Der mittelalterlich Ort Borthorpe wird als Klosterbesitz erstmals 1092 erwähnt. Der Ortsname bedeutet so viel wie "Dorf am Hügel", das inzwischen zu Bottrop gehörenden Welheim war eine Niederlassung (Kommende) des Deutschen Ordens, gegründet 1253. Knippenburg, heute Ortsteil, verdankt seinen Namen dem 1340 erbauten Wasserschloss, Bottrop selbst hatte jedoch als Markt (Marktrecht ab 1423) durchaus nicht nur für Welheim und Schloss Knippenburg von Wert, aufgrund der Lage trafen sich hier Händler aus allen möglichen Regionen. Zur Veste Recklinghausen und somit zum Kurfürstentum Köln gehörig, stellte Bottrop durch das Marktrecht für die Fürsten eine sehr interessante Einnahmequelle dar, lag es doch an dem Verbindungsweg zwischen dem Rheinland und Recklinghausen sowie am Kreuzungspunkt zur Straße nach Dorsten. Bereits 1796 zieht die Industrie in dem Marktflecken ein, in Lichtenhagen entsteht eine Baumwollspinnerei. Wie so viele Städte des Rheinlandes kam auch Bottrop irgendwann unter preußische Herrschaft, nämlich exakt am dreiundzwanzigsten April des Jahres 1816, die erste Zeche entstand 1856 (Zeche Prosper I). Erst im Jahr 1919 verliert Bottrop seinen Status als Markt und wird Stadt.

Die drei Stadtbezirke Bottrops, Bottrop-Kirchhellen, Bottrop-Mitte und Bottrop-Süd sind mehr oder minder eigenständige Gemeinden mit Bezirksbürgermeistern. Wie bei so vielen größeren Städten deuten die Ortsbezeichnungen auf die alten Besiedlungen hin, wobei Kirchhellen das zurzeit wohl attraktivste Wohngebiet ist. Eingebettet in viel Grün lässt es sich hier eher ruhig leben, was sich im Rahmen der diversen Feste, die dort alljährlich stattfinden, allerdings auch zeitweilig ändert. Im zu Kirchhellen gehörigen Grafenwald besteht ein riesiger Gewerbepark, in dem sich die unterschiedlichsten Unternehmen angesiedelt haben, sodass in dem Ortsteil ein fröhlicher Mix aus den unterschiedlichsten Menschen entstand.
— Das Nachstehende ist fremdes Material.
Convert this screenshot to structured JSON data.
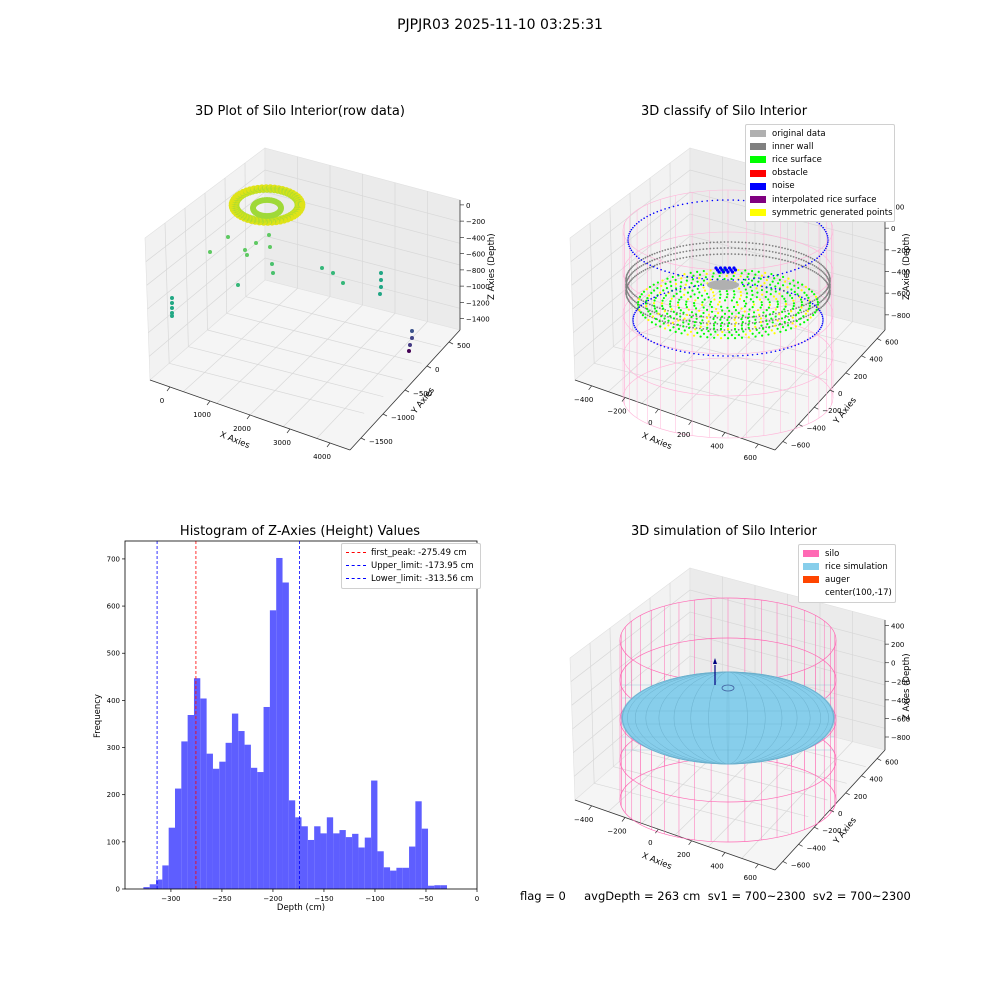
{
  "suptitle": "PJPJR03 2025-11-10 03:25:31",
  "footer": "flag = 0     avgDepth = 263 cm  sv1 = 700~2300  sv2 = 700~2300",
  "panels": {
    "raw": {
      "title": "3D Plot of Silo Interior(row data)",
      "xlabel": "X Axies",
      "ylabel": "Y Axies",
      "zlabel": "Z Axies (Depth)",
      "xticks": [
        "0",
        "1000",
        "2000",
        "3000",
        "4000"
      ],
      "yticks": [
        "500",
        "0",
        "−500",
        "−1000",
        "−1500"
      ],
      "zticks": [
        "0",
        "−200",
        "−400",
        "−600",
        "−800",
        "−1000",
        "−1200",
        "−1400"
      ]
    },
    "classify": {
      "title": "3D classify of Silo Interior",
      "xlabel": "X Axies",
      "ylabel": "Y Axies",
      "zlabel": "Z Axies (Depth)",
      "xticks": [
        "−400",
        "−200",
        "0",
        "200",
        "400",
        "600"
      ],
      "yticks": [
        "600",
        "400",
        "200",
        "0",
        "−200",
        "−400",
        "−600"
      ],
      "zticks": [
        "200",
        "0",
        "−200",
        "−400",
        "−600",
        "−800"
      ],
      "legend": [
        {
          "label": "original data",
          "color": "#b0b0b0"
        },
        {
          "label": "inner wall",
          "color": "#808080"
        },
        {
          "label": "rice surface",
          "color": "#00ff00"
        },
        {
          "label": "obstacle",
          "color": "#ff0000"
        },
        {
          "label": "noise",
          "color": "#0000ff"
        },
        {
          "label": "interpolated rice surface",
          "color": "#800080"
        },
        {
          "label": "symmetric generated points",
          "color": "#ffff00"
        }
      ]
    },
    "simulation": {
      "title": "3D simulation of Silo Interior",
      "xlabel": "X Axies",
      "ylabel": "Y Axies",
      "zlabel": "Z Axies (Depth)",
      "xticks": [
        "−400",
        "−200",
        "0",
        "200",
        "400",
        "600"
      ],
      "yticks": [
        "600",
        "400",
        "200",
        "0",
        "−200",
        "−400",
        "−600"
      ],
      "zticks": [
        "400",
        "200",
        "0",
        "−200",
        "−400",
        "−600",
        "−800"
      ],
      "legend": [
        {
          "label": "silo",
          "color": "#ff69b4"
        },
        {
          "label": "rice simulation",
          "color": "#87ceeb"
        },
        {
          "label": "auger",
          "color": "#ff4500"
        },
        {
          "label": "center(100,-17)",
          "color": ""
        }
      ]
    }
  },
  "chart_data": {
    "type": "bar",
    "title": "Histogram of Z-Axies (Height) Values",
    "xlabel": "Depth (cm)",
    "ylabel": "Frequency",
    "xlim": [
      -345,
      0
    ],
    "ylim": [
      0,
      738
    ],
    "xticks": [
      -300,
      -250,
      -200,
      -150,
      -100,
      -50,
      0
    ],
    "xtick_labels": [
      "−300",
      "−250",
      "−200",
      "−150",
      "−100",
      "−50",
      "0"
    ],
    "yticks": [
      0,
      100,
      200,
      300,
      400,
      500,
      600,
      700
    ],
    "bin_start": -327,
    "bin_width": 6.2,
    "values": [
      4,
      10,
      20,
      50,
      130,
      213,
      313,
      369,
      447,
      404,
      287,
      255,
      270,
      310,
      372,
      335,
      306,
      257,
      248,
      386,
      591,
      702,
      650,
      188,
      152,
      133,
      104,
      133,
      118,
      152,
      118,
      125,
      110,
      117,
      88,
      109,
      230,
      80,
      46,
      39,
      45,
      45,
      90,
      186,
      128,
      7,
      8,
      8
    ],
    "color": "#5050ff",
    "vlines": [
      {
        "label": "first_peak: -275.49 cm",
        "value": -275.49,
        "color": "#ff0000"
      },
      {
        "label": "Upper_limit: -173.95 cm",
        "value": -173.95,
        "color": "#0000ff"
      },
      {
        "label": "Lower_limit: -313.56 cm",
        "value": -313.56,
        "color": "#0000ff"
      }
    ],
    "legend_position": "upper right"
  }
}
Das zu Bottrop-Süd gehörige Ebel mit seinem ehemaligen Industriehafen und der Zeche Prosper I zählt auch heute nicht unbedingt gerade zu den vornehmen Stadtvierteln, wenn es auch wieder Attraktivität gewonnen hat. Von der Arbeiterschaft, die einst dort lebte, sind kaum noch Bewohner vorhanden, der Großteil zog im Rahmen des wirtschaftlichen Abschwungs 1970, der nach der Schließung des Hafens und der Zeche kaum, in andere Gebiete. Die Gartenstadt Welheim ist ein besonders hübsches Wohngebiet, in der ehemaligen Arbeiterkolonie leben heute circa 2.700 Menschen, verteilt auf ungefähr sechshundertfünfzig Gebäude. Errichtet für die Bergleute zwischen 1914 bis 1923, wurden die ehemals sehr kleinen Wohnungen in den achtziger und neunziger Jahren modernisiert und durch Zusammenlegung vergrößert, die Siedlung 1993 unter Denkmalschutz gestellt.

Bottrop hat im Laufe der letzten Jahrzehnte sein Gesicht verändert, aus der ehemaligen Zechen- und Arbeiterstadt mit den verrußten Häusern ist ein attraktiver Ort geworden, der allen Ansprüchen gerecht wird.